Our investment strategy follows rules:

  1. Keep expenses low.
  2. Passive index investing lowers risk and takes advantages of long-term gains in the stock market.
  3. Diversification across asset classes is essential, as the performance of individual asset classes varies in different economic environments.
  4. Rebalancing periodically allows for sale of asset classes that have appreciated above the target (i.e. sell high) and purchase of investments that have fallen below the target (i.e. buy low).
  5. Investing on emotions often leads to mistakes.
  6. The pain of losing money is greater than the satisfaction of making money.

The result is:

  1. We use exchange-traded Funds (ETF’s) and index funds which are low-expense, tax-efficient vehicles (and often have no transaction fee).
  2. We are an approved Dimensional Fund Advisors investment management firm.
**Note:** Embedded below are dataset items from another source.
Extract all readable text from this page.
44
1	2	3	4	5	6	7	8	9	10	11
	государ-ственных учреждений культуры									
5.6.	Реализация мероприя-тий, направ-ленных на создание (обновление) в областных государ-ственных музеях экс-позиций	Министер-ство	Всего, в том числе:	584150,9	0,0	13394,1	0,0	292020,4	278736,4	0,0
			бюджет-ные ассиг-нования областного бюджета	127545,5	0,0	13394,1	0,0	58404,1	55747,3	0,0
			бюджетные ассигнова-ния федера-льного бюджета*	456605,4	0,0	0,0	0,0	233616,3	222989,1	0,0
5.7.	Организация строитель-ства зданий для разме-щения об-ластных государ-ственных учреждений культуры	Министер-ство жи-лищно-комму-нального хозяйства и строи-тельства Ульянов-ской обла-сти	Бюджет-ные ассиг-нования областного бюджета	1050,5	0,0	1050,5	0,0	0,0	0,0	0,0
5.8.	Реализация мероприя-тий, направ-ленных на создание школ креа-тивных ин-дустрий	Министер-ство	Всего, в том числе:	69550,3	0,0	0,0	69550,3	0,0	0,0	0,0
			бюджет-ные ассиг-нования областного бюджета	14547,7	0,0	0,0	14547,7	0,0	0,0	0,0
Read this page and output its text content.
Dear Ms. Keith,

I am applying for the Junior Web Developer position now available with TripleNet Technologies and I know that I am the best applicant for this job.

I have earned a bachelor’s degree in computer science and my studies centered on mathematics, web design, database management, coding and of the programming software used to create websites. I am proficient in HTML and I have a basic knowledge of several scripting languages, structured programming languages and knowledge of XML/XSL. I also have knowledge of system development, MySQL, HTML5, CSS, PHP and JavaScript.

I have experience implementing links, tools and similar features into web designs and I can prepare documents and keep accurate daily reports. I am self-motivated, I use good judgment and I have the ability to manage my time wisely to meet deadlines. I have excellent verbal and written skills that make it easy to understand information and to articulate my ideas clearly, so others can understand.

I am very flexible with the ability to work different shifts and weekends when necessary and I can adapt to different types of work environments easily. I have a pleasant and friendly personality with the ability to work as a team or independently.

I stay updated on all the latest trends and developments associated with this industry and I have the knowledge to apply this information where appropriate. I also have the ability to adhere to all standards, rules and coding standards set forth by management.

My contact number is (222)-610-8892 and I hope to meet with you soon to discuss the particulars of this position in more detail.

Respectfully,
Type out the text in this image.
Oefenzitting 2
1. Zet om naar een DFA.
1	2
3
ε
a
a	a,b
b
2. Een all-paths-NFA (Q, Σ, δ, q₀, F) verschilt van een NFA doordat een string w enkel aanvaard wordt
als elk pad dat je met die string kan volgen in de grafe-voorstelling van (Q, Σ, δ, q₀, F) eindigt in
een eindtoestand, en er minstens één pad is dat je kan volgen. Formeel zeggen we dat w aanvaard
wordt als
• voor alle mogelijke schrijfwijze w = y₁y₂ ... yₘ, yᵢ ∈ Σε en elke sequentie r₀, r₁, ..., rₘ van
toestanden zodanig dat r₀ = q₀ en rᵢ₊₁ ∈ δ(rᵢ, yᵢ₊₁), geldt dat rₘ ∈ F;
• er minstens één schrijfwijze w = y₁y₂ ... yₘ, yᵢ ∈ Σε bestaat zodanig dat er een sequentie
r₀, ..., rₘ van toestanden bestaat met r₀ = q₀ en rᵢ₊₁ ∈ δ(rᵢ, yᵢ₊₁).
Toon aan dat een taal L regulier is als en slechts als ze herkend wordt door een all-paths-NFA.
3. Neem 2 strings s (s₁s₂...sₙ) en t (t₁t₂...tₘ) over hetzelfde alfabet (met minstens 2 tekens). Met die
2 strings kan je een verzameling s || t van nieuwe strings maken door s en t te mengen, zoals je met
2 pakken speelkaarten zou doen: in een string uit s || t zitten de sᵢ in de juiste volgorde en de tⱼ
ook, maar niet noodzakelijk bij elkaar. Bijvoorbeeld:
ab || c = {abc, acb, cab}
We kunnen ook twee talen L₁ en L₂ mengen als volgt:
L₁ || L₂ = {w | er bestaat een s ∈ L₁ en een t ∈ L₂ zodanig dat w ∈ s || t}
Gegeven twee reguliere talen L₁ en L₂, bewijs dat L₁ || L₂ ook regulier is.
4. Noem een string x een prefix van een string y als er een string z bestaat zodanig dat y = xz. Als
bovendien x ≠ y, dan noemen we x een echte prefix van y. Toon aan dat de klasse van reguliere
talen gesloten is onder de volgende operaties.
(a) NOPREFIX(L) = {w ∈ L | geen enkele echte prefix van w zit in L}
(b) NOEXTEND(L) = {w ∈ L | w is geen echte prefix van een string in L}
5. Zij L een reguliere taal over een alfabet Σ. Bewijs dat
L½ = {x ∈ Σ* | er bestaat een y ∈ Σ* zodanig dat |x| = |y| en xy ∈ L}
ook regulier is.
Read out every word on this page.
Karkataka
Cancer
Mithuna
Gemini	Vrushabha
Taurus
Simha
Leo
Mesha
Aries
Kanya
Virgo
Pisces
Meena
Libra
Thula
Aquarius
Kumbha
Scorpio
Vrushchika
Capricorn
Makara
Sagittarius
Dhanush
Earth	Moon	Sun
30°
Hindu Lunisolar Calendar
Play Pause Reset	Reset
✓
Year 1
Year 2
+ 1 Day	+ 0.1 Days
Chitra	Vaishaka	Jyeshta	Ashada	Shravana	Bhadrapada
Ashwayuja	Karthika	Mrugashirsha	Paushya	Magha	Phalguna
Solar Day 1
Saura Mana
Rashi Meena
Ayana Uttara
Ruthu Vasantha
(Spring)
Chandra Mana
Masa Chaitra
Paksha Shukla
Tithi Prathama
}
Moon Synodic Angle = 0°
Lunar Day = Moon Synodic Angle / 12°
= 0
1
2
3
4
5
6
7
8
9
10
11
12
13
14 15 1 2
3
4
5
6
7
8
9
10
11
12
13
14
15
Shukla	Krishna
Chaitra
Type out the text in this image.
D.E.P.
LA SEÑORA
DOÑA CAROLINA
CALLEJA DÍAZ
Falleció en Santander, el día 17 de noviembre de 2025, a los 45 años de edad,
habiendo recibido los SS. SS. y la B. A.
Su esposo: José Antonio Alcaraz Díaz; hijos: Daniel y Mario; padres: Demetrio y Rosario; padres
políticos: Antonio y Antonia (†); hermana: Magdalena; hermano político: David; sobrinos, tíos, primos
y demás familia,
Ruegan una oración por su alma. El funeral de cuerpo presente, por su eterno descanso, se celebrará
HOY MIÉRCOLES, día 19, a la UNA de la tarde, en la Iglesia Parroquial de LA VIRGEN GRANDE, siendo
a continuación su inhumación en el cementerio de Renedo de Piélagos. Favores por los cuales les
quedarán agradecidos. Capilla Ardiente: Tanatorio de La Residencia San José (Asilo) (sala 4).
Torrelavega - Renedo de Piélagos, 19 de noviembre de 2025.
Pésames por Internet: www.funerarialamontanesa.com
We use their low-cost index funds in many asset classes.
  3. When available and appropriate we use individual bond ladders that are cost-efficient, hedge against interest rate changes, and provide a steady income stream for those clients where income and safety of principal is important.
  4. Each client has an investment plan tailored to individual goals and risk tolerance.
  5. We manage both discretionary and nondiscretionary assets.
  6. We believe in taking only the risk necessary to achieve your investment goals.